[FIFH 2022] « Much Loved », dans les arrières salles de la prostitution 

Avec « Much Loved », le réalisateur franco-marocain Nabil Ayouch capture l’invisible. Un film qui dérange en s’attaquant à la prostitution 

Dans «Much Loved», Noha, Randa, Soukaina et Hlimaa survivent de la prostitution.

On s’y attendait. Much Loved affole, Much Love choque. Successions de plans crus, le film de Nabil Ayouch a réussi son pari : montrer une réalité connue mais camouflée. Rangées au rang des parias de la relation éphémère et des rapport tarifés, Noha, Randa, Soukaina et Hlima traversent les nuits marocaines sous les regards d’une société choquée. Une difficile acceptation de celles dont tout le monde connaît l’existence, mais dont les vies sont souvent obstruées. Visibiliser un non-dit, le défi était ambitieux. Avant même sa projection, Much Loved s’est attiré les foudres du royaume marocain en se voyant interdit.
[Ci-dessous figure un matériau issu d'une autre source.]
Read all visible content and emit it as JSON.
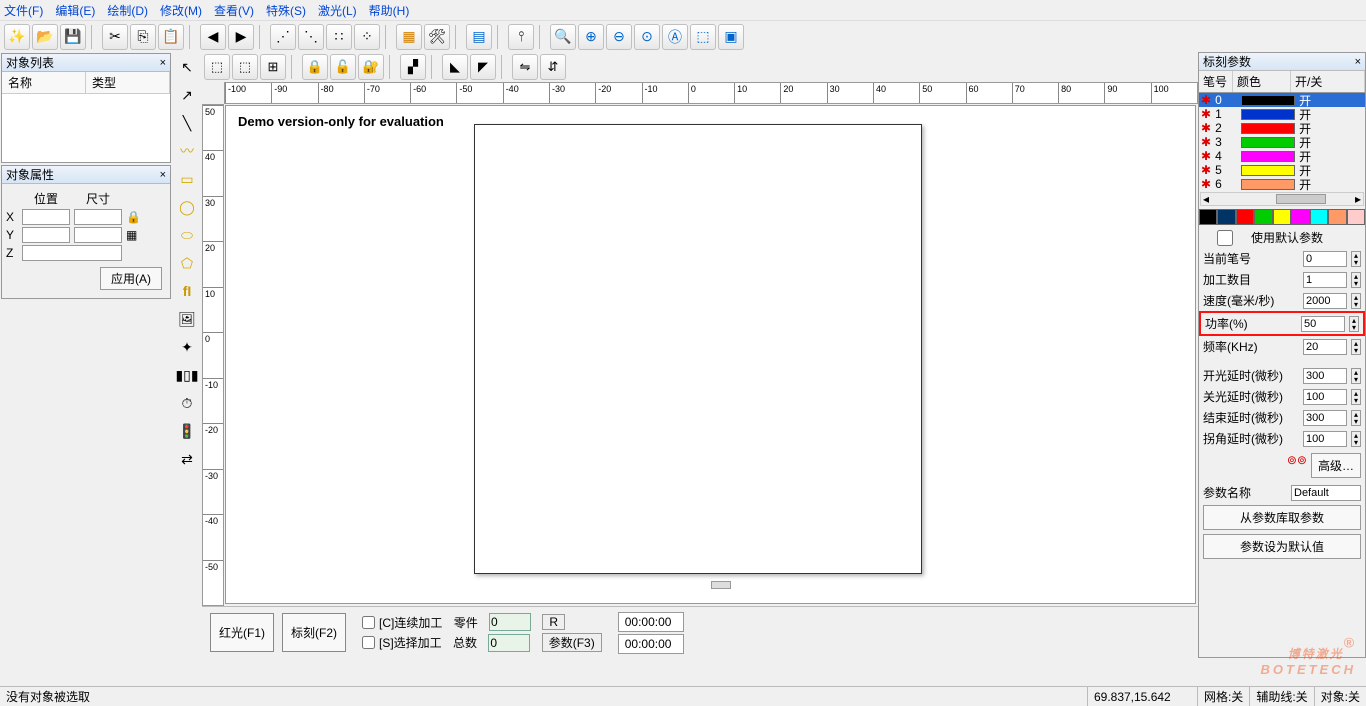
{
  "menu": [
    "文件(F)",
    "编辑(E)",
    "绘制(D)",
    "修改(M)",
    "查看(V)",
    "特殊(S)",
    "激光(L)",
    "帮助(H)"
  ],
  "panels": {
    "objlist": {
      "title": "对象列表",
      "cols": [
        "名称",
        "类型"
      ]
    },
    "objprop": {
      "title": "对象属性",
      "pos": "位置",
      "size": "尺寸",
      "axes": [
        "X",
        "Y",
        "Z"
      ],
      "apply": "应用(A)"
    }
  },
  "canvas": {
    "demo": "Demo version-only for evaluation"
  },
  "ruler_h": [
    "-100",
    "-90",
    "-80",
    "-70",
    "-60",
    "-50",
    "-40",
    "-30",
    "-20",
    "-10",
    "0",
    "10",
    "20",
    "30",
    "40",
    "50",
    "60",
    "70",
    "80",
    "90",
    "100"
  ],
  "ruler_v": [
    "50",
    "40",
    "30",
    "20",
    "10",
    "0",
    "-10",
    "-20",
    "-30",
    "-40",
    "-50"
  ],
  "bottom": {
    "red": "红光(F1)",
    "mark": "标刻(F2)",
    "cont": "[C]连续加工",
    "sel": "[S]选择加工",
    "parts": "零件",
    "total": "总数",
    "r": "R",
    "params": "参数(F3)",
    "count1": "0",
    "count2": "0",
    "t1": "00:00:00",
    "t2": "00:00:00"
  },
  "right": {
    "title": "标刻参数",
    "cols": [
      "笔号",
      "颜色",
      "开/关"
    ],
    "pens": [
      {
        "n": "0",
        "c": "#000000",
        "s": "开",
        "sel": true
      },
      {
        "n": "1",
        "c": "#0033cc",
        "s": "开"
      },
      {
        "n": "2",
        "c": "#ff0000",
        "s": "开"
      },
      {
        "n": "3",
        "c": "#00cc00",
        "s": "开"
      },
      {
        "n": "4",
        "c": "#ff00ff",
        "s": "开"
      },
      {
        "n": "5",
        "c": "#ffff00",
        "s": "开"
      },
      {
        "n": "6",
        "c": "#ff9966",
        "s": "开"
      }
    ],
    "swatches": [
      "#000",
      "#036",
      "#f00",
      "#0c0",
      "#ff0",
      "#f0f",
      "#0ff",
      "#f96",
      "#fcc"
    ],
    "useDefault": "使用默认参数",
    "params": [
      {
        "l": "当前笔号",
        "v": "0"
      },
      {
        "l": "加工数目",
        "v": "1"
      },
      {
        "l": "速度(毫米/秒)",
        "v": "2000"
      },
      {
        "l": "功率(%)",
        "v": "50",
        "hl": true
      },
      {
        "l": "频率(KHz)",
        "v": "20"
      }
    ],
    "delays": [
      {
        "l": "开光延时(微秒)",
        "v": "300"
      },
      {
        "l": "关光延时(微秒)",
        "v": "100"
      },
      {
        "l": "结束延时(微秒)",
        "v": "300"
      },
      {
        "l": "拐角延时(微秒)",
        "v": "100"
      }
    ],
    "adv": "高级…",
    "paramName": "参数名称",
    "paramVal": "Default",
    "loadLib": "从参数库取参数",
    "saveDef": "参数设为默认值"
  },
  "status": {
    "left": "没有对象被选取",
    "coord": "69.837,15.642",
    "grid": "网格:关",
    "aux": "辅助线:关",
    "obj": "对象:关"
  },
  "watermark": {
    "main": "博特激光",
    "sub": "BOTETECH",
    "r": "®"
  }
}
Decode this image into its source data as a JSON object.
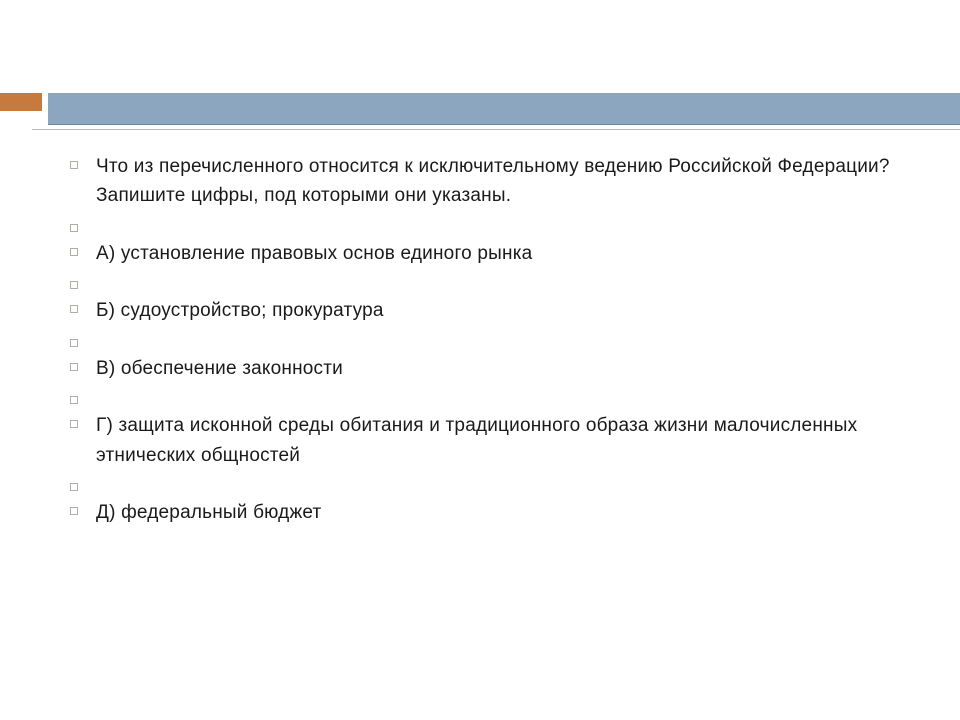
{
  "items": [
    {
      "text": "Что из перечисленного относится к исключительному ведению Российской Федерации? Запишите цифры, под которыми они указаны.",
      "spacer": false
    },
    {
      "text": "",
      "spacer": true
    },
    {
      "text": "А) установление правовых основ единого рынка",
      "spacer": false
    },
    {
      "text": "",
      "spacer": true
    },
    {
      "text": "Б) судоустройство; прокуратура",
      "spacer": false
    },
    {
      "text": "",
      "spacer": true
    },
    {
      "text": "В) обеспечение законности",
      "spacer": false
    },
    {
      "text": "",
      "spacer": true
    },
    {
      "text": "Г) защита исконной среды обитания и традиционного образа жизни малочисленных этнических общностей",
      "spacer": false
    },
    {
      "text": "",
      "spacer": true
    },
    {
      "text": "Д) федеральный бюджет",
      "spacer": false
    }
  ]
}
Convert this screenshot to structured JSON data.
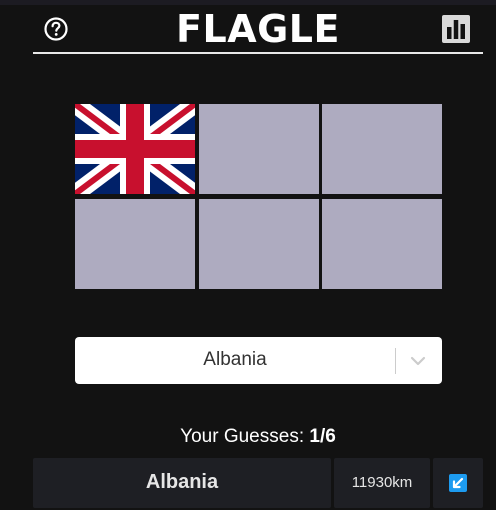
{
  "header": {
    "title": "FLAGLE",
    "help_icon": "question-circle-icon",
    "stats_icon": "bar-chart-icon"
  },
  "flag_grid": {
    "revealed_tiles": [
      0
    ],
    "hidden_tile_color": "#aeabc0"
  },
  "country_select": {
    "value": "Albania",
    "icon": "chevron-down-icon"
  },
  "guesses": {
    "label": "Your Guesses: ",
    "count": "1/6",
    "rows": [
      {
        "country": "Albania",
        "distance": "11930km",
        "direction_icon": "arrow-down-left-icon"
      }
    ]
  },
  "colors": {
    "background": "#121212",
    "cell": "#1e1f24",
    "accent": "#1d9bf0"
  }
}
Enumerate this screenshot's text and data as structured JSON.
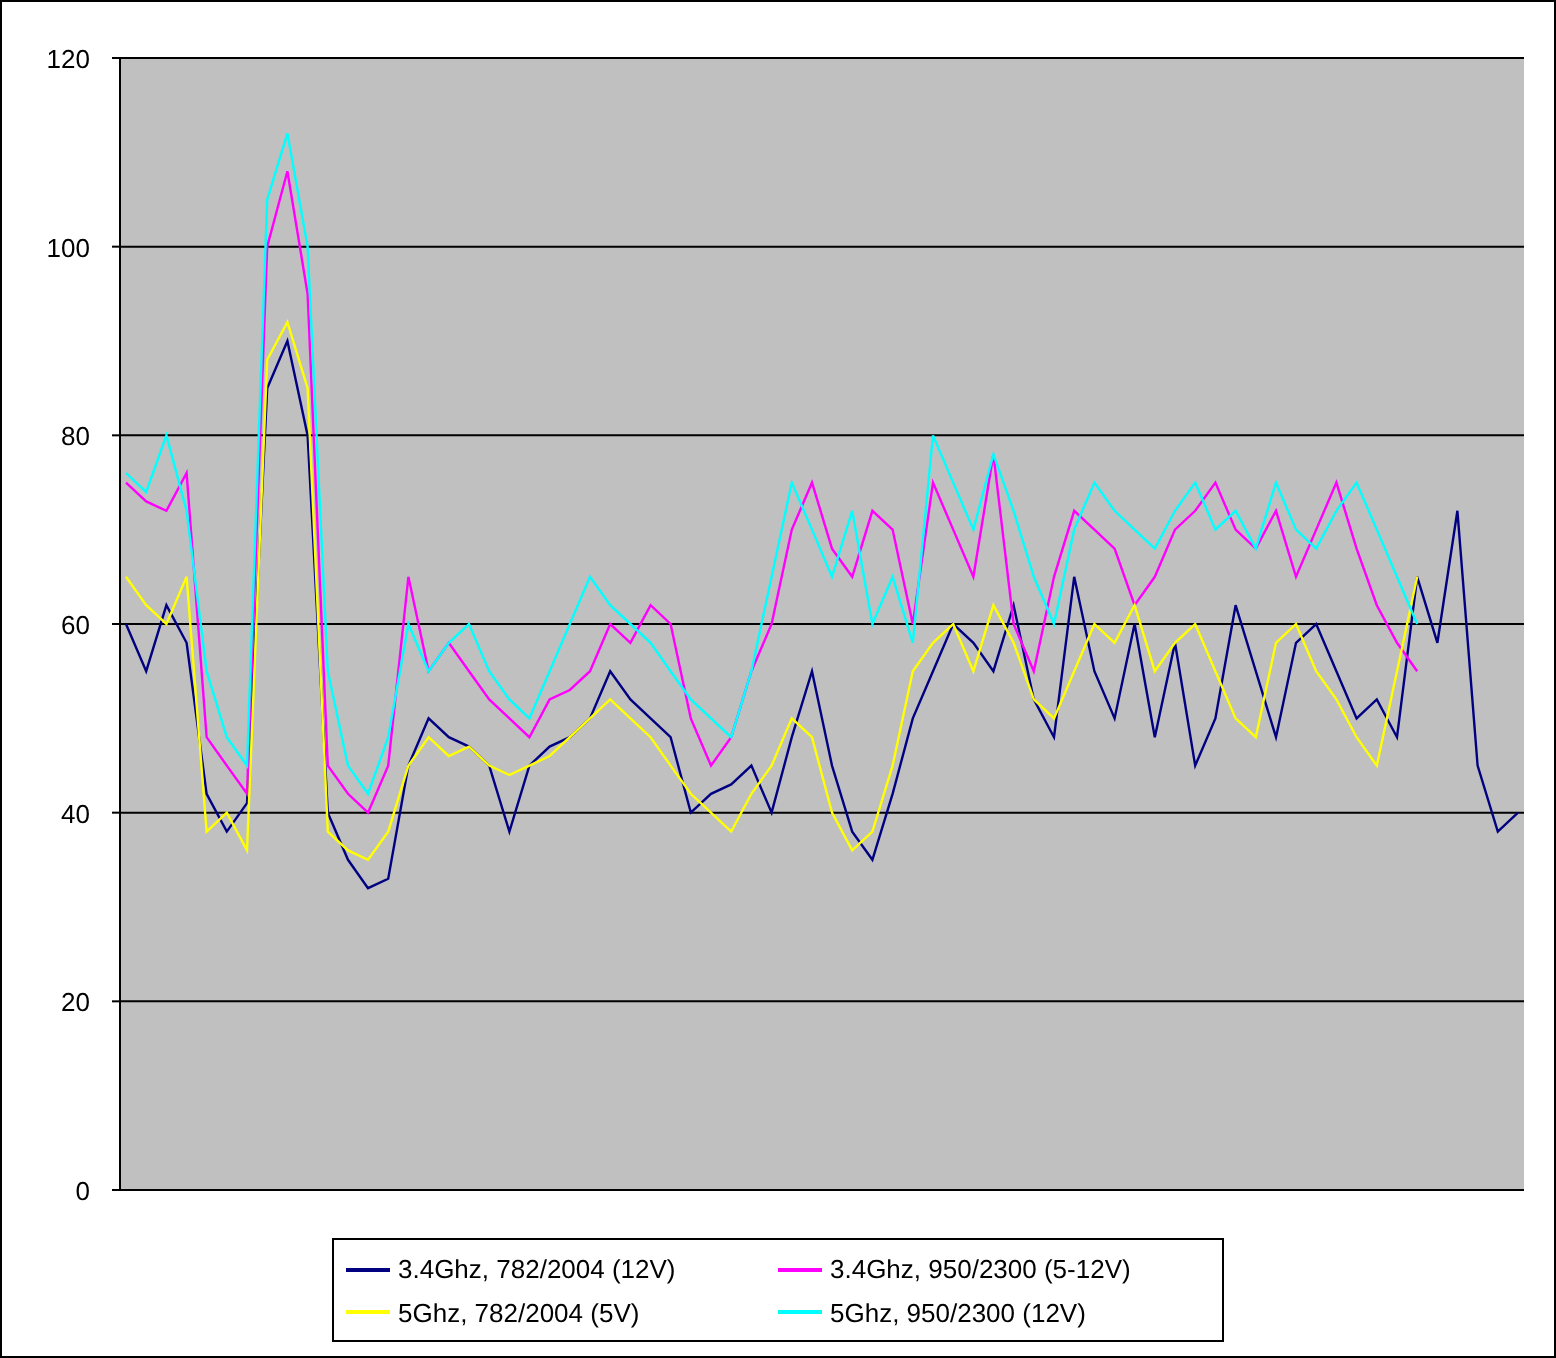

La première séquence du film pose en ce sens bien le décor. Un palais luxueux de la banlieue de Marrakech à l’abri des curiosités, pas des excès. À l’intérieur, une poignée de Saoudiens totalement débridés et une vingtaine de prostituées. Placées sous la tutelle d’une mère maquerelle forcément mauvaise, elles tentent d’attirer l’attention des plus fortunés de la soirée dans des robes moulantes ornées de strass. Parmi elles, Noha, l’héroïne du film (brillamment interprétée par Loubna Abidar ) et Randa. Après une nuit arrosée, elles se retrouvent dans une salle de bain du palais et « debriefent » leurs clients. Noha est tombée sur un homme aux coups de reins trop francs et s’arrose le bas ventre de coca-cola pour calmer la douleur, avant de repartir dans la chambre.

C’est dans ces arrières salles que nous emmène Much Loved. On pourrait s’attendre à une succession de scènes de sexes sordides (il y en a forcément), mais Nabil Ayouch a préféré braquer sa caméra sur les contours de ces vies marginales. Les quatre jeunes filles vivent ensemble dans un appartement du centre-ville dans lequel on ne comprend pas très bien qui fait quoi. Qu’importe. Leur relation est elle aussi un peu flou. Elles entretiennent un rapport conflictuel, ponctué si ce n’est d’un peu d’amour, au moins d’une bienveillance certaine. 

Chemins de traverse

Traverser les nuits les unes après les autres en quête de clients, combler les problèmes économiques par une passe supplémentaire…Le quotidien des quatre filles se répète. À l’arrière du taxi de Saïd, leur chauffeur et protecteur – il est le seul à prendre soin des filles – elles se racontent leurs dernières nuits. La tête de leurs clients quand ils jouissent, leurs fantasmes, les filles en rigolent. Se moquer, dédramatiser ? Difficile en revanche de savoir ce qu’elles en pensent au fond de tout ça. Leurs vies dans un engrenage sans fin, elles n’en parlent pas. Des envies d’ailleurs, non plus. 

Alcool à gogo et rails de coke sur fond de musique traditionnelle, les soirées se suivent dans une quasi-routine. Le destin de ces femmes reste néanmoins totalement inconnu. Le film s’accroche à une temporalité réduite. On y saisit rapidement l’esquisse d’une émancipation. Des vies parallèles assumées, affranchies des codes de la société. Plus délicat, on distingue rarement les émotions des quatre héroïnes. On ne sait d’ailleurs pas d’où elles viennent ni ce qui les a conduits sur le trottoir de cette vie. 

Connaître autant leur intimité sans vraiment savoir qui elles sont, l’ambiguïté est parfois gênante. C’est en ce sens une intimité impersonnelle que Nabil Ayouch met en scène. Un moment court, sans filtre et sans amour mais d’une proximité évidente. Much Loved ne laisse pas indifférent et ose évoquer d’autres réalités sous-jacentes. Le tourisme sexuel des Occidentaux et des Saoudiens, la sexualisation des enfants ou encore la question de l’homosexualité. Un monde cru, bien réel, que ce film arrive pourtant à montrer en laissant la place à une relative tendresse.